Durante los días 9 y 10 he acudido a un curso en el CIEFP al que iba sin muchas ganas pero que ha resultado muy interesante. Realmente no me ha descubierto nada nuevo, pero sí ha sido muy iluminador, la ponente (Marta Luna) es una oradora excelente. Salpicaba todo su discurso de ejemplos prácticos, anécdotas...
Uno de los ejemplos sirve tanto para educadores como para padres. Según un reciente estudio la media de minutos que pasan los hijos hablando con sus padres es de 46 a la semana!!!!!!!!!!!
Y eso no es lo peor de todo, ya que la mayoría de este tiempo no se dedica a una auténtica conversación sino que son simplemente órdenes de los padres a los hijos.
El resultado (bueno, uno de los múltiples resultados) si lo miramos desde un punto de vista ligüístico (ni que decir tiene de los efectos psicológicos y afectivos) es que los niños de hoy en día cada vez hablan peor, porque no tienen un modelo adulto con el que interactuar.

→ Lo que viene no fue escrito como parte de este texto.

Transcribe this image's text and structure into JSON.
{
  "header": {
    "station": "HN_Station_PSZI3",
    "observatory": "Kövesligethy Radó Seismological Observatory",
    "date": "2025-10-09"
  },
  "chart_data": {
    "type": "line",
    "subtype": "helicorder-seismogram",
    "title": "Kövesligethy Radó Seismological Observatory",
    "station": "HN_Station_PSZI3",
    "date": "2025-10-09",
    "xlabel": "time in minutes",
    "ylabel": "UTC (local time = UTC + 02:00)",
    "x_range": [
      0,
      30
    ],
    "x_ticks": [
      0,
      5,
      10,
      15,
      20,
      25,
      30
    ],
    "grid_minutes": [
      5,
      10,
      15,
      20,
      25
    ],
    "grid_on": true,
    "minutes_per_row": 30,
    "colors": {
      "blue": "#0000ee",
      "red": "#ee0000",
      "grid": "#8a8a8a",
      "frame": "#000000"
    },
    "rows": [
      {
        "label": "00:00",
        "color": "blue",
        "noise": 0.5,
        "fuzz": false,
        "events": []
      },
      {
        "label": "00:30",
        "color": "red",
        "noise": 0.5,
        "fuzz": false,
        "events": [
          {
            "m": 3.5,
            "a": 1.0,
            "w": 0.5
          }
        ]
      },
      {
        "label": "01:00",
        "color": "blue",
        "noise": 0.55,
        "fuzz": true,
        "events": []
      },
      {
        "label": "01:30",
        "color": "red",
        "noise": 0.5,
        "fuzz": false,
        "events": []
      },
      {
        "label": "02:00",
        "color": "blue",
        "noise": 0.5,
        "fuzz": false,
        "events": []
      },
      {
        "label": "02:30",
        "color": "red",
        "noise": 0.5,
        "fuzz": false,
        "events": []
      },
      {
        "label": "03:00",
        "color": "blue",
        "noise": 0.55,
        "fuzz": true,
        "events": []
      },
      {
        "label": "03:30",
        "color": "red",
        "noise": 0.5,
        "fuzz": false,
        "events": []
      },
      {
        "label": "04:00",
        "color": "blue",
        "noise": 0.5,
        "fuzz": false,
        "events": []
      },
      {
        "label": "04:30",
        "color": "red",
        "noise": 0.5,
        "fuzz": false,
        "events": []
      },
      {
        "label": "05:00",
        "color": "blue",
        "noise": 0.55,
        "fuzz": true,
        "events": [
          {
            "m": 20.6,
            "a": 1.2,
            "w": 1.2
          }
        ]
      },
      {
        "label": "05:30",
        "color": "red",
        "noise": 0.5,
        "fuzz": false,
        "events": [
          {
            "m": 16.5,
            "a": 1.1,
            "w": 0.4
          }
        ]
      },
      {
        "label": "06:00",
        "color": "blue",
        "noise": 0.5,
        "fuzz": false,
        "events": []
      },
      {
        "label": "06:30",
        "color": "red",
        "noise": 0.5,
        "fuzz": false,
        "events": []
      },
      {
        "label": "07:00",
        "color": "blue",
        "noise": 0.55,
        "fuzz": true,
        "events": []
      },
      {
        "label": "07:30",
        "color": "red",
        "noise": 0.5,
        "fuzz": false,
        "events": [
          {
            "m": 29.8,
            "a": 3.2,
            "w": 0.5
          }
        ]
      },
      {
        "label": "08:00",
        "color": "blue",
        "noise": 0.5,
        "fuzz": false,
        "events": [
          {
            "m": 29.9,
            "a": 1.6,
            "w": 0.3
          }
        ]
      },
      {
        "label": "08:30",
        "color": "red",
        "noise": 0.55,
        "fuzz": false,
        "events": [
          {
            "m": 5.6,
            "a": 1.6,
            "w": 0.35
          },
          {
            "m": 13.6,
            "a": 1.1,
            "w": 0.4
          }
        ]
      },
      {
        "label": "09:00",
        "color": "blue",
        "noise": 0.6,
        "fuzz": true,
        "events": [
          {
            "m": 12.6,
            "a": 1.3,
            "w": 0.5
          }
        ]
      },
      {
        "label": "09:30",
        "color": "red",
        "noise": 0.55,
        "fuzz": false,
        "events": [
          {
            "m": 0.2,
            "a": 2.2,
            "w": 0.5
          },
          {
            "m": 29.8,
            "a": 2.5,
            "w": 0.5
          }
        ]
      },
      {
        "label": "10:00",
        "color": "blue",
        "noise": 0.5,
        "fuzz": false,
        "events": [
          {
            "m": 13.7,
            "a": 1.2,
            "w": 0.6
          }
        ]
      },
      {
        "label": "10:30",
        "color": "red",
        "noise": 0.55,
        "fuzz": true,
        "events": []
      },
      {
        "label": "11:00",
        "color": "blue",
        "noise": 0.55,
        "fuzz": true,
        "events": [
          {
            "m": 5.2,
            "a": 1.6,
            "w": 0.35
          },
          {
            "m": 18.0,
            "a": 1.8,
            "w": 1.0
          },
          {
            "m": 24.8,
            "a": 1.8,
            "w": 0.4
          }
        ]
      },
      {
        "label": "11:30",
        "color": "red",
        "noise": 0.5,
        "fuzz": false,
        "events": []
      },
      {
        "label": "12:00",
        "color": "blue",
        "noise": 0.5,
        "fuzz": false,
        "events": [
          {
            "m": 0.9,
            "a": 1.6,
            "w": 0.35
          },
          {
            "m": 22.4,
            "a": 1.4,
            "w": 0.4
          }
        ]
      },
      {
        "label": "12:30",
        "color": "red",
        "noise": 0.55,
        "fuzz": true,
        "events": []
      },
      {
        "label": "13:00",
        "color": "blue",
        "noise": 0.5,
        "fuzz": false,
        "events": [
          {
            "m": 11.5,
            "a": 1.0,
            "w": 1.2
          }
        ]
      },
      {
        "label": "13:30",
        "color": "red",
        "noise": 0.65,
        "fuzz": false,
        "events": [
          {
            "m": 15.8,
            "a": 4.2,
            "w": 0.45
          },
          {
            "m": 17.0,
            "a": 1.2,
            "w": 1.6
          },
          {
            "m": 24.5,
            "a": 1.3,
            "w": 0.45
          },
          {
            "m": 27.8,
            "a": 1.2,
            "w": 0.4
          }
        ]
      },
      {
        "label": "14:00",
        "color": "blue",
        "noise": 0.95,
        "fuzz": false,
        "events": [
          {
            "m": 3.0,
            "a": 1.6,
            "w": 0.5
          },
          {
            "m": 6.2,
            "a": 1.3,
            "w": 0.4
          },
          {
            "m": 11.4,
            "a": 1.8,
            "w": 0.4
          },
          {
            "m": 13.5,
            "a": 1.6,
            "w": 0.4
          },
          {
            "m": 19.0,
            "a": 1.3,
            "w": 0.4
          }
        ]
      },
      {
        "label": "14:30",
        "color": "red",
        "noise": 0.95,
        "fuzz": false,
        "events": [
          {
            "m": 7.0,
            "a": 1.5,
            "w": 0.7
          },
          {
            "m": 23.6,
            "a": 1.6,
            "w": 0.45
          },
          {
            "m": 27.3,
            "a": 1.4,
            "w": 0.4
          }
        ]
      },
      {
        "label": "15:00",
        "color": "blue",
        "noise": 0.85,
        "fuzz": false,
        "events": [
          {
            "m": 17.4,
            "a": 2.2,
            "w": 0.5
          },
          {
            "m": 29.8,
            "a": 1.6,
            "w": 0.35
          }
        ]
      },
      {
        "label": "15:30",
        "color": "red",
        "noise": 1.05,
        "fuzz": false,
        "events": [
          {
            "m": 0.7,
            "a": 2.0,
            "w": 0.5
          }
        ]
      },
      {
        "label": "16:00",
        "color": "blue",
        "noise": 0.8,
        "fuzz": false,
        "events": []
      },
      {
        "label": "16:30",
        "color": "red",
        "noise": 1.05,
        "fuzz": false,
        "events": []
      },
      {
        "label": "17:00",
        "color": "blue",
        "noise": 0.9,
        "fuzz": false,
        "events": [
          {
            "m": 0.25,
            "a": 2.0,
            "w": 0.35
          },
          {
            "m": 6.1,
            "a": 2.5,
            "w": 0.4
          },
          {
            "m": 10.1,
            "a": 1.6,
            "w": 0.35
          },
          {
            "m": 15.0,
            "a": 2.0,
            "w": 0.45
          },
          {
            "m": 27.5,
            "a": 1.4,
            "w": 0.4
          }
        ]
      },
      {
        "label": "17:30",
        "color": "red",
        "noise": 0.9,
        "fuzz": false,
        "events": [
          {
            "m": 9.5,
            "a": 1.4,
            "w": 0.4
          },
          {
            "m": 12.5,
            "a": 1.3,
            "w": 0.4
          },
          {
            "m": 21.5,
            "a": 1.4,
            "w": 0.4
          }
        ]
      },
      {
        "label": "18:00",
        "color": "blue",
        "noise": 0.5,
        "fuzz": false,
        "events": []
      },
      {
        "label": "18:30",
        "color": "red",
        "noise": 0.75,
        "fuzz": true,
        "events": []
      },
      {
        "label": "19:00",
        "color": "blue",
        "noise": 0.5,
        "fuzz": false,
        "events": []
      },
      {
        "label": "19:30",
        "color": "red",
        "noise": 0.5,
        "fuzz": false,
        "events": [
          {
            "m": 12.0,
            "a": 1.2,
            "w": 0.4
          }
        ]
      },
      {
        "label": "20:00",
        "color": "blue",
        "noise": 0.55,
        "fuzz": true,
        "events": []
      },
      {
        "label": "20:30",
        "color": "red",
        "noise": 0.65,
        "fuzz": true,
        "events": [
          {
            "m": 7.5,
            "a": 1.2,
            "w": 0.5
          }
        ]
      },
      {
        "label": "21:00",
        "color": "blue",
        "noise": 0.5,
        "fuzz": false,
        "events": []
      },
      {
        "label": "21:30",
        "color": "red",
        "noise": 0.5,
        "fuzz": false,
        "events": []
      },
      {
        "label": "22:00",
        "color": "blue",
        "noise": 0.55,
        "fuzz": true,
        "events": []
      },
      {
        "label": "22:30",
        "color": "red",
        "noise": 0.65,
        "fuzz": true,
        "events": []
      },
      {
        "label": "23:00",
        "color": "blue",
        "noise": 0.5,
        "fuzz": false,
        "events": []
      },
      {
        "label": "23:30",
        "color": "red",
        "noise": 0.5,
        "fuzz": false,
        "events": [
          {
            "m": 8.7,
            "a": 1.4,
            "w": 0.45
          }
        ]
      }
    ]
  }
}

Es como el chiste del niño que con cinco años dice:
- Está salado.
Los padres le miran sorprendidos, eran sus primeras palabras...
- Pero hijo mio, estás hablando!!!!!!! Y como es que no hablaste nunca antes?
- Antes, siempre estuvo todo correcto.
Y así tenemos a nuestros alumnos que te miran con los mocos colgando, pero incapaces de decir:
- Me suenas los mocos?
O señalando el zapato y haciendo un ruido gutural... mmmmm
Desde luego me reafirmó mi postura. Que no pienso "servir" a ningún niño que no me demuestre un mínimo esfuerzo. Nosotras sabemos perfectamente cuando un niño no puede hablar o no quiere esforzarse. (Para qué? si se lo van a hacer de todas formas?)
Bueno, me reclama Julia, seguiremos en otro momento.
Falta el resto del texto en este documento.